If you’re new to bike commuting, then you’ll probably get blown away by the big savings you’ll reap in time and money, not to mention the enjoyment you’ll get from each and every ride. But it’s not all fine and dandy if you ride in the city, where you have to share the road with motorists and pedestrians. Follow these quick tips and hacks to get the most out of your bike commute, and have a great time while at it!
 

 

Increase your VISIBILITY

As the slowest and most vulnerable road user, never assume that other motorists can see you. Wear bright and reflective clothing to increase your visibility. Put blinkers on your bike both in front and behind, and turn these on even during the day. 

 

Always be Alert

Never zone out on even a short ride. Always be aware of what’s ahead of you, and avoid target fixation. Scan the road ahead for possible obstacles and danger zones. Do a quick look behind before you change lanes.

 
Agility will save you

Agility is the mental and physical ability to make split second decisions that can really save your life. If a jeep suddenly stops in front of you, do you  A) Swerve left  B) Swerve right or C) Jam on the brakes and pray you don’t catapult into the jeep?


Ride at a high cadence

A high cadence of 80-90rpm lets you quickly accelerate from stops and pass slower vehicles. You should also be comfortable with occasionally riding out of the saddle to accelerate or to pass. This high frequency technique also draws attention and lets other motorists be aware that you are passing or accelerating.


Follow road rules and regulations

Yield at intersections, stop at red lights, and stay in the bike lane when it’s available. When it’s not, stay in the right side so as not to impede the flow of faster traffic. If you need to overtake a slower vehicle or parked car, check your back, signal with your hand that you need to pass, and make it quick!


Avoid the gutter

Grease, mud, sand, and debris collect at the gutter. Stay about 1.5 meters from the gutter to avoid sliding or getting a puncture. This also signals to motorists that you are occupying the lane, so they must consciously overtake you instead of just as opposed to just blowing by you if you were at the gutter.

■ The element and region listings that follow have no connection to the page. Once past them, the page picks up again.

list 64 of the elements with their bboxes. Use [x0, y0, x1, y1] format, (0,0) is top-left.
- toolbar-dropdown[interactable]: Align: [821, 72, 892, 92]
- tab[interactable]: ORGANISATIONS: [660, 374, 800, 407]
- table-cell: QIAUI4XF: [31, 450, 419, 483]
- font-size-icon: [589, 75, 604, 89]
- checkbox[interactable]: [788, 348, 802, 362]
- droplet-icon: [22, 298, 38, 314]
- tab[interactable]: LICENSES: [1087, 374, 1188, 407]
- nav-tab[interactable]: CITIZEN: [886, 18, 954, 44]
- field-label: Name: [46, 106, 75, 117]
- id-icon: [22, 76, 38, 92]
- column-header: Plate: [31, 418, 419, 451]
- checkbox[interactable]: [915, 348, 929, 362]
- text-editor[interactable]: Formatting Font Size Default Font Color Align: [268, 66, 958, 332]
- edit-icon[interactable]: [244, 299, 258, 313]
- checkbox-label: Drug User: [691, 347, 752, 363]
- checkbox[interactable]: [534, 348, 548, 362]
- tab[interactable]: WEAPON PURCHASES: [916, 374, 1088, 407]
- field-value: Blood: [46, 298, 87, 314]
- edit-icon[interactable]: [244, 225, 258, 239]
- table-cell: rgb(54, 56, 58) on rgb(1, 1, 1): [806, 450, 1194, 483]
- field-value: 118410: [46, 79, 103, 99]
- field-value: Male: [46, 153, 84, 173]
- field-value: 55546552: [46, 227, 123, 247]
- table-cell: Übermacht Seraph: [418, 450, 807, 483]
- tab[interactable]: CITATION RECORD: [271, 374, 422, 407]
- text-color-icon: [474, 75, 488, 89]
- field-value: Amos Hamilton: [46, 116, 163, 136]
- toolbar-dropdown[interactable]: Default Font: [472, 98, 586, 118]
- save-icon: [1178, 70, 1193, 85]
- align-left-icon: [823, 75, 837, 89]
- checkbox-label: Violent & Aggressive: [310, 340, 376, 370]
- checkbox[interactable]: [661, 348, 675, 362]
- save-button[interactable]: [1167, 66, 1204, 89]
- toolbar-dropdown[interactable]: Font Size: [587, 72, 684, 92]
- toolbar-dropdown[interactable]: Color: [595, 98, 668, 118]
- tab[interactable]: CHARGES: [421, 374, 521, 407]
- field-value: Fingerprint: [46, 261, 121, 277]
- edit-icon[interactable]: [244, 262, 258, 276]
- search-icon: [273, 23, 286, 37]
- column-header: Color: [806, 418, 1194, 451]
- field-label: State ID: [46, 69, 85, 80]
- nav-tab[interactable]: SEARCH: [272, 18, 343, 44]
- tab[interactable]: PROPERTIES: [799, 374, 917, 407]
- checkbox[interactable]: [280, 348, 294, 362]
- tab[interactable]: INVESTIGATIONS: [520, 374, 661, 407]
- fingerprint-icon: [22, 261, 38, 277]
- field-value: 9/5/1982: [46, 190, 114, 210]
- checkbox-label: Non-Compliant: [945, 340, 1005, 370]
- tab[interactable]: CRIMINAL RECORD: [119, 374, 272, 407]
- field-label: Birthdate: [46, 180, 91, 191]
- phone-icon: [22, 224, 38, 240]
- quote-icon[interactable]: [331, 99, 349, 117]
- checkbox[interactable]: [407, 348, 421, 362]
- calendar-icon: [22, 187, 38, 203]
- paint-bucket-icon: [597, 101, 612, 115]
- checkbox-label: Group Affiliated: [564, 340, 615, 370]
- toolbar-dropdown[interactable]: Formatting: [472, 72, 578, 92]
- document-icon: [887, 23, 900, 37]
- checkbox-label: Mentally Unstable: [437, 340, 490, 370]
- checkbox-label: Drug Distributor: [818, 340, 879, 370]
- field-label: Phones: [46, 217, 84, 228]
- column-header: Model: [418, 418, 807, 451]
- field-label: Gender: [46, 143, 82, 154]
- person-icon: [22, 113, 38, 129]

Avoid vehicle blind spots and door zones!

Be aware of motorist’s blind spots and “door zones”; the left- and right-rear sides that their mirrors don’t cover, and around 2 feet from the doors. Especially be wary of buses and trucks which have especially large blind spots all around. Steer clear whenever possible. If that’s not doable, make sure you’re going slow enough that you can immediately stop if a door suddenly opens or he decides to swerve into you.


Yield to faster traffic

Just because you’re entitled to your own space on the road doesn’t mean you can hog a tight 2-lane road. If there’s a clear road ahead and there are vehicles behind you, give a little room for them to pass so you don’t hold them up. Signal with your left hand that it’s safe to overtake, too. Be courteous.


Practice your handling skills

Fast descents, trackstanding, lane filtering, 1-hand/no hands riding are all vital skills that will help to keep you safe. Practice first in a grassy field or empty parking lot before you actually hit the road. 


Practice road courtesy

Give way at intersections when faster traffic has already established their move. Wave a “thank you” when motorists give you some space. Acknowledge other cyclists with a wave or a simple nod.


Always have the right gear

Make it a habit to always wear a helmet, and keep a multi-tool and flat repair kit in your bag. The former will save your life, and the latter will save your ride when the inevitable flat occurs.